«У тебя десять классов на лбу написано», — с огорчением говорил недоучка Глеб Жеглов тщетно пытавшемуся канать под неудачника-шоферюгу Шарапову. На лице шофера Саши Румянцева мы сейчас читаем не только десять классов, но и «семейный альбом» — круг актеров МХАТ, Ахматова, «многоуважаемый шкаф» с потертыми корешками редких книг. Мы чувствуем в Румянцеве Баталова чуть заметную усталость нескольких интеллигентских поколений, мы замечаем, что у него нежные небольшие руки, привыкшие скорее ласкать клавиши рояля, чем крутить баранку. Девушка, едва усевшись к нему в машину, доверчиво засыпала на его сутуловатом плече, раз и навсегда покоренная его бесконечной безоговорочной чистотой.

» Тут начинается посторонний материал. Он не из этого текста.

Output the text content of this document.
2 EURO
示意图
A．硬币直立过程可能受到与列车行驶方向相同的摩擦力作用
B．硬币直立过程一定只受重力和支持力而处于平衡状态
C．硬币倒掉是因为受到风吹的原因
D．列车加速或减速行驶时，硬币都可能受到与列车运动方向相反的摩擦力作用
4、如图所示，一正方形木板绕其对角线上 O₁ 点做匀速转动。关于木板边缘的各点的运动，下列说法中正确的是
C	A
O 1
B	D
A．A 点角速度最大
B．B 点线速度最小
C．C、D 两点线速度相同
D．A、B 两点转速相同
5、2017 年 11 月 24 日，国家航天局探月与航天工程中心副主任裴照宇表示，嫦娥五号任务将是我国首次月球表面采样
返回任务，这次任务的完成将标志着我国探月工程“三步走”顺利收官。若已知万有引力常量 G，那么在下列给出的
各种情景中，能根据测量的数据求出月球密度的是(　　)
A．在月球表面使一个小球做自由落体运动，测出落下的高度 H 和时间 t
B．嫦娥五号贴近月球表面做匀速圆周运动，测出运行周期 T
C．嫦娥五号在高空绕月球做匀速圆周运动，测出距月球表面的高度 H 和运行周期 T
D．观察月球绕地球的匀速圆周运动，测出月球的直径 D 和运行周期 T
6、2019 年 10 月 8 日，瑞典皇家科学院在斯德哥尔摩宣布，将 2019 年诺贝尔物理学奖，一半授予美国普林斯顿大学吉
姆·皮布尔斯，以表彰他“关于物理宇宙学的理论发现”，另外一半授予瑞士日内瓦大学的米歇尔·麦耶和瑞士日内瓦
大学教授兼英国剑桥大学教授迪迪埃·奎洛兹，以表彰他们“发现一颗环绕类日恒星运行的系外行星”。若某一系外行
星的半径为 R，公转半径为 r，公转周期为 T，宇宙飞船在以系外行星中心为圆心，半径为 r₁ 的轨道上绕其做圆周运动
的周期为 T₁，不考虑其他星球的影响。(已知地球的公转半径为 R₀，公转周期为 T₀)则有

Критики, пораженные негероичностью Баталова, заговорили о появлении обыкновенного героя. Обыкновенность путали с интеллигентностью, ранее допускавшейся на экран лишь в комической или отрицательном вариантах. Это не значило, что в нашей жизни появился интеллигентный рабочий. Просто в нашем кино появился интеллигентный актер.
От Саши Румянцева тянется непрерывная ниточка к чеховскому доктору Гурову, к физику-атомщику Гусеву, к булгаковскому сыну профессора-идеалиста Голубкову и... к слесарю Гоше из меньшовской киносказки.
Добротворская К. Саша Румянцев // Сеанс. 1993. № 8.